Disons tout de suite — et il suf­fit de savoir quels sont les pro­mo­teurs de ce mou­ve­ment pour le com­prendre aisé­ment — que cette Ligue Syn­di­ca­liste n’est, sur le ter­rain syn­di­cal, que la même ten­ta­tive d’un coup d’É­tat de palais que les amis de la Ligue Syn­di­ca­liste en oppo­si­tion au Par­ti Com­mu­niste tâchent de faire écla­ter sur le ter­rain poli­tique. Ou plu­tôt, si nous vou­lons réduire la situa­tion à sa plus simple expres­sion, l’op­po­si­tion Trots­kiste au sein du Par­ti Com­mu­niste Russe, deve­nue aujourd’­hui l’op­po­si­tion Trotz­sy-Zino­vieff, et à laquelle a adhé­ré l’ex-oppo­si­tion ouvrière Chliap­ni­koff-Med­ve­deff a, en France, sa contre­par­tie trans­po­sée en l’op­po­si­tion syn­di­ca­lo-com­mu­niste Monatte. Ligue Syn­di­ca­liste à laque adhère l’op­po­si­tion poli­tique dont Sou­va­rine est le pivot.

Mos­cou dirige le mou­ve­ment com­mu­niste offi­ciel de tous les pays. L’op­po­si­tion intes­tine de Mos­cou dirige de la même façon l’op­po­si­tion paral­lèle dans tous les pays.

Deux ten­dances déchirent à l’heure actuelle le bol­che­visme inter­na­tio­nal. L’une veut, à tout prix fomen­ter des coups d’É­tat de par le monde au moyen d’in­trigues, de pro­vo­ca­tions, de révoltes « orga­ni­sées » et condam­nées à une défaite cer­taine, de ce que le mani­feste cité plus haut appelle le « put­schisme »… et sur­tout de l’argent. L’autre veut coûte que coûte s’en­tendre avec la démo­cra­tie et la social-démo­cra­tie et reprendre le che­min du col­la­bo­ra­tio­nisme de classes — miti­gé, il est vrai, par un capi­ta­lisme d’État.

Les deux ten­dances — et cha­cune d’elles s’en rend bien compte à l’é­gard de l’autre ― mènent à la liqui­da­tion défi­ni­tive de la révo­lu­tion. Et à cet effet, il nous revient à la mémoire les lettres de Her­clet (alors à Mos­cou) à ses amis de Paris, datées de jan­vier 1925 et publiées dans la Révo­lu­tion Pro­lé­ta­rienne d’oc­tobre 1925.
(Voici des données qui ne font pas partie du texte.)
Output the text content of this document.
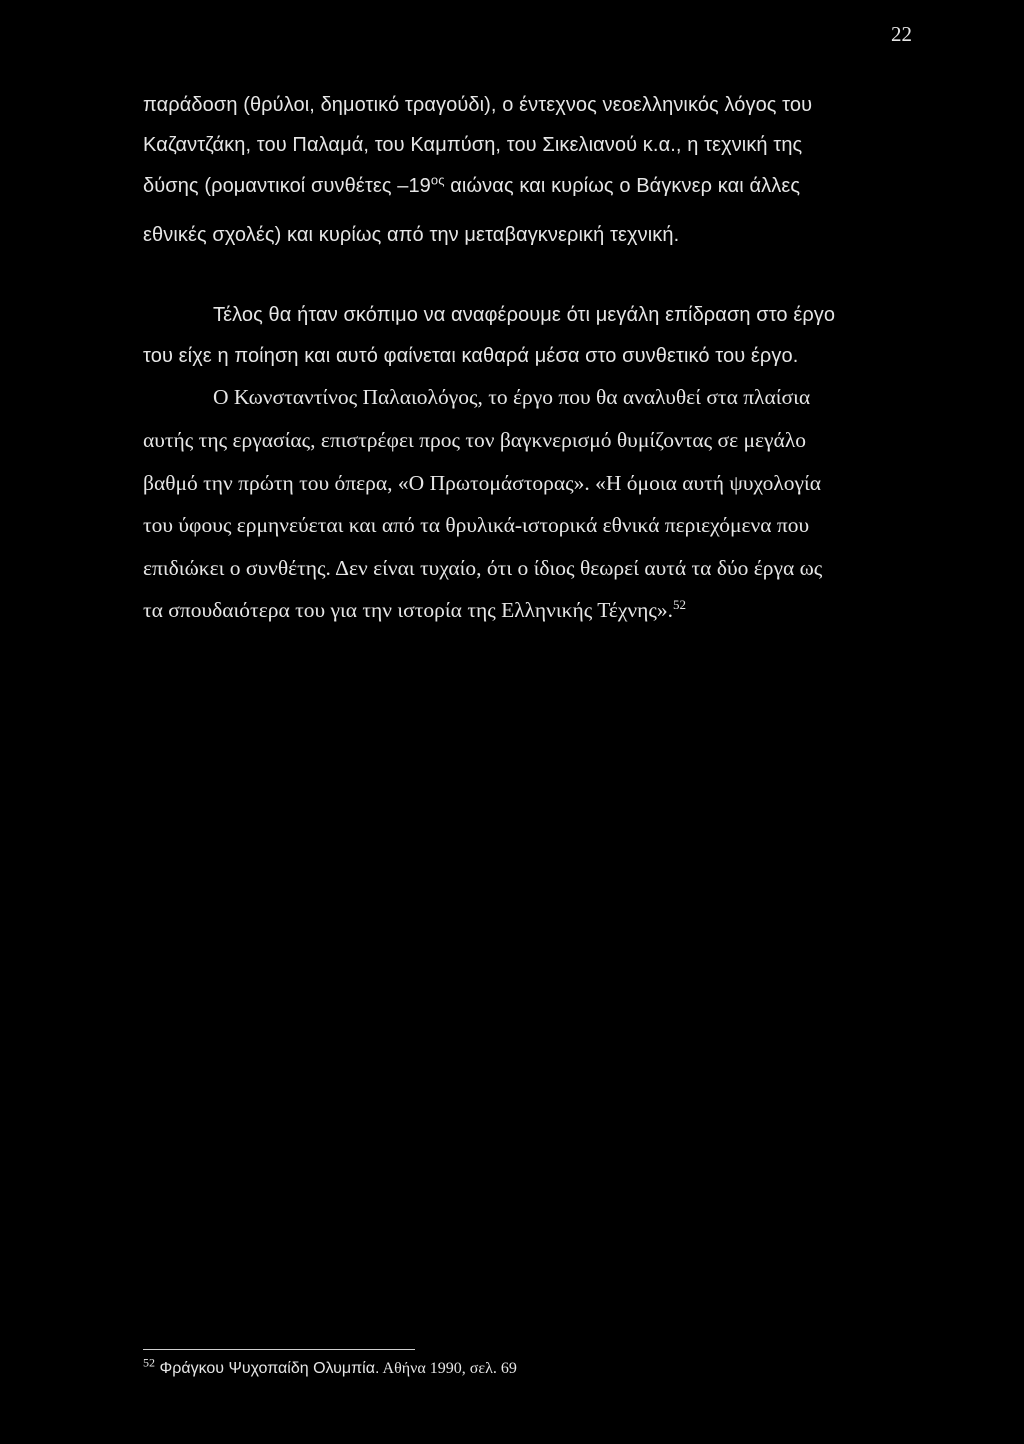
22
παράδοση (θρύλοι, δημοτικό τραγούδι), ο έντεχνος νεοελληνικός λόγος του
Καζαντζάκη, του Παλαμά, του Καμπύση, του Σικελιανού κ.α., η τεχνική της
δύσης (ρομαντικοί συνθέτες –19$^{o\varsigma}$ αιώνας και κυρίως ο Βάγκνερ και άλλες
εθνικές σχολές) και κυρίως από την μεταβαγκνερική τεχνική.
Τέλος θα ήταν σκόπιμο να αναφέρουμε ότι μεγάλη επίδραση στο έργο
του είχε η ποίηση και αυτό φαίνεται καθαρά μέσα στο συνθετικό του έργο.
Ο Κωνσταντίνος Παλαιολόγος, το έργο που θα αναλυθεί στα πλαίσια
αυτής της εργασίας, επιστρέφει προς τον βαγκνερισμό θυμίζοντας σε μεγάλο
βαθμό την πρώτη του όπερα, «Ο Πρωτομάστορας». «Η όμοια αυτή ψυχολογία
του ύφους ερμηνεύεται και από τα θρυλικά-ιστορικά εθνικά περιεχόμενα που
επιδιώκει ο συνθέτης. Δεν είναι τυχαίο, ότι ο ίδιος θεωρεί αυτά τα δύο έργα ως
τα σπουδαιότερα του για την ιστορία της Ελληνικής Τέχνης».$^{52}$
$^{52}$ Φράγκου Ψυχοπαίδη Ολυμπία. Αθήνα 1990, σελ. 69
Nous. savons de source cer­taine qu’une au moins de ces lettres n’a pas été publiée in exten­so ; qu’il en manque une par­tie très impor­tante jetant un reflet carac­té­ris­tique sur les déve­lop­pe­ments au sein du mou­ve­ment syn­di­cal de France et, sur­tout, de Rus­sie. Les pas­sages sau­tés par la Révo­lu­tion Pro­lé­ta­rienne avaient trait à la pro­po­si­tion faite par Trots­ky, à la veille de son exil au Cau­case, de dis­soudre l’In­ter­na­tio­nale Syn­di­cale Rouge, et de faire adhé­rer la C.G.T. russe à l’In­ter­na­tio­nale d’Am­ster­dam et dont la consé­quence, en France, serait de dis­soudre la C.G.T.U. Cette idée fut, en prin­cipe, accep­tée par le Comi­té Cen­tral du Par­ti qui, néan­moins, ordon­na à Trots­ky de se taire en vue des chances qu’il y avait à ce que le Comi­té anglo-russe qui était à la veille de sa créa­tion trouve une for­mule per­met­tant la fusion des Inter­na­tio­nales syn­di­cales d’Am­ster­dam et de Mos­cou… au pro­fit de cette der­nière. La lettre d’Her­clet conti­nuait à expli­quer que si le Comi­té anglo-russe ne don­nait pas les résul­tats atten­dus, Tom­sky (le Secré­taire géné­ral de la C.G.T. russe) com­men­ce­rait une agi­ta­tion en faveur de l’en­trée de la C.G.T. russe à Amsterdam.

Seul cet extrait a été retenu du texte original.